Ruling against HB2 is a memo to McCrory: Tell the truth, rely on the facts
Last week a federal judge issued an injunction that prevents UNC campuses from enforcing the discriminatory HB2. As LGBT activist Steven Petrow writes in an op-ed for the Washington Post, the ruling should be a wake up call to the Gov. McCrory and politicians in Raleigh to stop the fear tactics.
In such a toxic political environment, this is a key message to North Carolina’s GOP leaders and political consultants who have steadfastly relied on anti-trans fearmongering, which drove passage of HB2 earlier this year and has led to the governor’s incendiary new TV spot. Please: Tell the truth. Rely on the facts.

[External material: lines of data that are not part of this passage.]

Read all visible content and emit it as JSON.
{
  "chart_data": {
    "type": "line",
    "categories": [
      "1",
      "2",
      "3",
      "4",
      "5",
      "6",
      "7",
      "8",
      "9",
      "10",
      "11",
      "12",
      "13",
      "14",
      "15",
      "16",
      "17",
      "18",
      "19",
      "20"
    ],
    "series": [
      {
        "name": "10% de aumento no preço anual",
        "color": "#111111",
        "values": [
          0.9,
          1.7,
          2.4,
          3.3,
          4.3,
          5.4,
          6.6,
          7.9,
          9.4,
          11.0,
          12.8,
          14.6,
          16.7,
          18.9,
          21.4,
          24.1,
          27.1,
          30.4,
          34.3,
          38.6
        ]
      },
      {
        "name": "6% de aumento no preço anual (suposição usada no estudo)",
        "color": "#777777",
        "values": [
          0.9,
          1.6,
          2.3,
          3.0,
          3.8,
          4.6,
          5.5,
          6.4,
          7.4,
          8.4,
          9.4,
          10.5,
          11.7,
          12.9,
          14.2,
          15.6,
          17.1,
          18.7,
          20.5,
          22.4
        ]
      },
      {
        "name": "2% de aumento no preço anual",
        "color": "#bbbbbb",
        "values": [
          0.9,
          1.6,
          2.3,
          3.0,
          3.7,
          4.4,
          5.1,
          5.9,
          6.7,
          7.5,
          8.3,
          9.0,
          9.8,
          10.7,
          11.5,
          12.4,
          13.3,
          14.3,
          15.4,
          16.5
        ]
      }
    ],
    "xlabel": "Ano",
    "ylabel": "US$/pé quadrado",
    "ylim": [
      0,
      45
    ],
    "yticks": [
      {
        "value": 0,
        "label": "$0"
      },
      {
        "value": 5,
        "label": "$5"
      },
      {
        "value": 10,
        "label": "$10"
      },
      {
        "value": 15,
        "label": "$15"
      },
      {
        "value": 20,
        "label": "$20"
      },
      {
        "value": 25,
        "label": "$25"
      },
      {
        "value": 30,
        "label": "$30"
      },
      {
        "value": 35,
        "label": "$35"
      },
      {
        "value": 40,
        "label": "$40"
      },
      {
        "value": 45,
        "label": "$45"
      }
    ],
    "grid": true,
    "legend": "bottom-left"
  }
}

The ad showcases a woman named Gina Little. She gazes directly into the camera and says: “At nine, I was molested by a teenager …. When I found out that President Obama and Roy Cooper [McCrory’s Democratic opponent in the governor’s race] want to force schoolchildren to share the same locker room, shower and restroom with someone who claims to be the opposite sex, I was horrified.”
My heart breaks for Little’s sexual assault as a young girl, and not just because I, too, was molested at about that same age. However, according to Charlotte’s NPR affiliate, WFAE, Little’s “assault did not take place in a school or locker room. But at home. And the assailant wasn’t a stranger, but a brother.” Indeed, she was targeted by the most common type of molester:men who identify as heterosexual.